ジョージア工科大学の研究チームは、1400℃超の高温で動作可能なセラミックポンプの開発に成功したと発表した。溶融スズなど高温の液状物質をポンプを使って移動させることができる。自然エネルギーを熱の形で保存する大型蓄熱設備などへの応用が考えられている。研究論文は、科学誌「Nature」に掲載された。

1400℃超で液体化した溶融スズ。こうした高温液体を扱えるセラミックポンプの作製に成功した(出所:ジョージア工科大学)

エネルギーを熱の形で蓄え、必要に応じて電気エネルギーに変えて取り出す蓄熱設備は、太陽熱発電などですでに実用化されている。昼間に得た太陽熱を蓄熱し、夜間の発電にも利用可能にするというもので、蓄熱材として現状では溶融塩などが使われている。

溶融塩の場合、低温状態で300℃近くという温度に設定し、これを太陽熱で加熱して500℃台の高温状態に保ち、蒸気タービンによる発電に利用するといった使い方がされている。
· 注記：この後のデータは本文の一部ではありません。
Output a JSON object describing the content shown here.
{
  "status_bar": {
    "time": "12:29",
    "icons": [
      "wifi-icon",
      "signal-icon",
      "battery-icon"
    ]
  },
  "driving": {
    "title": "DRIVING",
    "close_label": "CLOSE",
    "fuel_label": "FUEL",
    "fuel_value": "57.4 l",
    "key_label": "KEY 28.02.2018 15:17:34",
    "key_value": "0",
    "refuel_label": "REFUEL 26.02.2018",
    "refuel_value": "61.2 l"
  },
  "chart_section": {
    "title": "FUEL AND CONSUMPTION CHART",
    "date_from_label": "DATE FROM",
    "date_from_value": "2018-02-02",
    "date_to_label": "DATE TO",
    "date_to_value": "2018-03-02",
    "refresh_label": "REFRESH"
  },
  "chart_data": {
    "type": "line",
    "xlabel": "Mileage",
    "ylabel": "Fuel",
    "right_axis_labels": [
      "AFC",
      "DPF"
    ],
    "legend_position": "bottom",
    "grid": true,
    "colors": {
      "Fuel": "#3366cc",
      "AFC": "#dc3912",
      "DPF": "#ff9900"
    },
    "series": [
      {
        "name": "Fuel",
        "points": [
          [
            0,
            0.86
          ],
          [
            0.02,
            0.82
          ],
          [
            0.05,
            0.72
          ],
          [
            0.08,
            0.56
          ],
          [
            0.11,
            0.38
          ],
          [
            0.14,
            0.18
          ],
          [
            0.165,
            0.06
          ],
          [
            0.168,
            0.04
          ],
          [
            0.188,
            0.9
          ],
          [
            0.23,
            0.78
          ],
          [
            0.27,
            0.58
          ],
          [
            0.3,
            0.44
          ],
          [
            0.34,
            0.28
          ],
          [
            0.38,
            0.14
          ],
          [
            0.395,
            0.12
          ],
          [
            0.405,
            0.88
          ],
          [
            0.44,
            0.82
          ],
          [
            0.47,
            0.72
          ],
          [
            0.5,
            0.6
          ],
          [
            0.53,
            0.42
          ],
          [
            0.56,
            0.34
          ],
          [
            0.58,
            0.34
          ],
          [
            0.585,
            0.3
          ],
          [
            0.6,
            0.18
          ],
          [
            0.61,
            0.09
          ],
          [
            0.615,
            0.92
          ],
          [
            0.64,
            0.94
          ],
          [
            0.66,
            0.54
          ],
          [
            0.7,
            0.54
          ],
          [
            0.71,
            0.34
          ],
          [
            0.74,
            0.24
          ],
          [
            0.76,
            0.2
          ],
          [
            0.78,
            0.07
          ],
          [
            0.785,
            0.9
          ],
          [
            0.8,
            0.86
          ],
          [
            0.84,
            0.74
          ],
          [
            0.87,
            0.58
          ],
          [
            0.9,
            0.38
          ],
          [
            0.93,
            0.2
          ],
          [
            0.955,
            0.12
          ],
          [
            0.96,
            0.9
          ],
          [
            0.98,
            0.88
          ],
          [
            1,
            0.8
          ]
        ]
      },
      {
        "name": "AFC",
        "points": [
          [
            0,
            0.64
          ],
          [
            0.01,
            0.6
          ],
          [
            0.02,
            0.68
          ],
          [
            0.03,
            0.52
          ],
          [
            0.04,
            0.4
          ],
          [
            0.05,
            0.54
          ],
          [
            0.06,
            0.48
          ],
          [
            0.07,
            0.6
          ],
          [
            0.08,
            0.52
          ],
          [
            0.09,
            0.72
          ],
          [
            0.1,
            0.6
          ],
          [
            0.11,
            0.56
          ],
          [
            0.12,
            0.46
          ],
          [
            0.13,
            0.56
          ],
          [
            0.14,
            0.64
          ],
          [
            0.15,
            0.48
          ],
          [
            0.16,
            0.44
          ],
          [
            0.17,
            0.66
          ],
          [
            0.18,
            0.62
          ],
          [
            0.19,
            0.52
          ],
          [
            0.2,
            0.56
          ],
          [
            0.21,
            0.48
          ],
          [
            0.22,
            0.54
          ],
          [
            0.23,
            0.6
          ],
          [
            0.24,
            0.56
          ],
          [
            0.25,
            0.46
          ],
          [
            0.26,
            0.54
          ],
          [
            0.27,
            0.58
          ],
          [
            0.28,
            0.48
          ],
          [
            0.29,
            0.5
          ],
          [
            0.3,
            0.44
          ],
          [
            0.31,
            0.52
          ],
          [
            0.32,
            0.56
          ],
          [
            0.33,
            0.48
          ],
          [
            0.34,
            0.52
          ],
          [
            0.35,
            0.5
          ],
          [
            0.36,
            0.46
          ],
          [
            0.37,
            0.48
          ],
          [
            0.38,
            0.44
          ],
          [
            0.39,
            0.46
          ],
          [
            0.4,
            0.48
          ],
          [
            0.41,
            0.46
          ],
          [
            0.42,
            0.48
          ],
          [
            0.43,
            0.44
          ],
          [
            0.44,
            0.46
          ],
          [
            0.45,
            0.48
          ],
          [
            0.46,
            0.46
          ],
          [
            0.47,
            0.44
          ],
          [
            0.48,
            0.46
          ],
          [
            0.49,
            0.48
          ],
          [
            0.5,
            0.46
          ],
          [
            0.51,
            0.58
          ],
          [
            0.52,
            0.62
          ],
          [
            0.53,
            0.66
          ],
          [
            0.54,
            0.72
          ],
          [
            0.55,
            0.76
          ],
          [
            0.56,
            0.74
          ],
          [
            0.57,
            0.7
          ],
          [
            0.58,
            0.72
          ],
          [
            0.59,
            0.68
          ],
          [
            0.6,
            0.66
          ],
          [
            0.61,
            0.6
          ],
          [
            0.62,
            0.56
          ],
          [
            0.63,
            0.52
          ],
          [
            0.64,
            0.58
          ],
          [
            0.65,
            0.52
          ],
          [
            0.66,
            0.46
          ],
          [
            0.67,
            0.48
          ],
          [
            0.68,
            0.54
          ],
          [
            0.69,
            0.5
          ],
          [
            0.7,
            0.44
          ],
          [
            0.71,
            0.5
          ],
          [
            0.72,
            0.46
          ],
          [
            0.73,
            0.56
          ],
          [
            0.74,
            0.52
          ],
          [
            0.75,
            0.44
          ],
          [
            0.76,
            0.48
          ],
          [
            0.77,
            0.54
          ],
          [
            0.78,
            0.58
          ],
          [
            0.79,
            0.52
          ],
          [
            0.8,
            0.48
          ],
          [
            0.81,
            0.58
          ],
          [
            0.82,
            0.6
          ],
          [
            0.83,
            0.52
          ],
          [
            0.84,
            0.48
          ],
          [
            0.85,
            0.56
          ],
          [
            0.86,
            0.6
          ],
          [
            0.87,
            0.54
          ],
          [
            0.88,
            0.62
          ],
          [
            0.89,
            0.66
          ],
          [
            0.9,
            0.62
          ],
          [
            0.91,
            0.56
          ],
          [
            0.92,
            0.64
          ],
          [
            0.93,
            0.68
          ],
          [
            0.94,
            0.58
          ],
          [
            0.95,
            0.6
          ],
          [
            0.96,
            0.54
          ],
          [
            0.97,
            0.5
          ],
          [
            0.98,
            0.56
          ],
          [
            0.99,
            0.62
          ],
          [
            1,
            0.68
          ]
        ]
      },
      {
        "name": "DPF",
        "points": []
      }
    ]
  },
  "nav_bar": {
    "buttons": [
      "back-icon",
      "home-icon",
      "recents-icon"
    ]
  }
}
タービンを回すために使われた後の溶融塩は低温状態に戻る。熱力学的には、蒸気発生器で吸収される熱量と復水器で排出される熱量との差が大きければ大きいほどタービンの効率は高くなるから、蓄熱材として溶融塩よりも高温の物質を使うことができれば、より高効率で熱を電気エネルギーに変換できることになる。

しかし一般的に言って、高温の物質は扱いが難しい。溶融金属のような高温液体を扱えるポンプなどの機械装置を作ることが困難なため、溶融塩の温度を超える高温蓄熱設備は実現していなかった。

研究チームは今回、耐熱性の高いセラミック材料を用いてポンプを作製した。セラミックは耐熱性に優れるものの壊れやすいため通常、機械部品には適していないとされているが、今回のセラミックポンプでは、機構が単純で比較的低速で動作させることができる外部歯車式のポンプ機構を採用し、歯車にセラミック材料を用いることに成功した。

ポンプ、パイプ、継ぎ手などの密閉材に通常使われる高分子材料は高温に耐えられないため、密閉材としてグラファイトが使用されているのも今回のポンプの特徴である。グラファイトが高温で酸化することを防ぐため、ポンプの動作環境は窒素雰囲気にしている。

試作したポンプは、1473Kの高温条件のもと、毎分数百回の回転数で72時間の連続動作が確認されている。短時間動作では1773Kとより高温での稼動も可能であったという。

セラミック製歯車には「シェイパル(Shapal)」と呼ばれる窒化アルミニウム(AlN)材料が用いられている。これはセラミックの中では比較的柔らかく加工しやすい材料であるため、ポンプが動作を続けるうちに磨耗していくという問題がある。この問題については、より硬質のセラミックを使うことで解決できるとしており、研究チームはすでにシリコンカーバイド(SiC)を使ったポンプの開発にとりかかっているという。

今回試作されたセラミックポンプで使われている歯車は直径36mmと小さなサイズだが、商用に使える大規模な装置を作る場合にも、部品サイズを劇的に大きくする必要はないという。ポンプのサイズを試作品の4~5倍にして最高速度近くで稼動させれば、移動できる熱量を1000倍程度にでき、10kW~100MWといった出力が実現できるため、発電設備での実用化も可能であると考えられている。

太陽熱発電所での蓄熱材としては、低コスト性から溶融シリコンの利用が有望視されている。溶融シリコンを扱う場合、ポンプの動作温度は2000℃超とさらに高温になるという。

その他の応用分野として、メタンを原料とする水素燃料生成なども挙げられている。撹拌したメタンを高温の溶融スズの中に導入することで、メタンの分子が分解され、水素と固体の炭素を生成できる。これにより、二酸化炭素を発生させずに水素燃料を得ることができるが、この装置の部品としても今回のポンプが使えるという。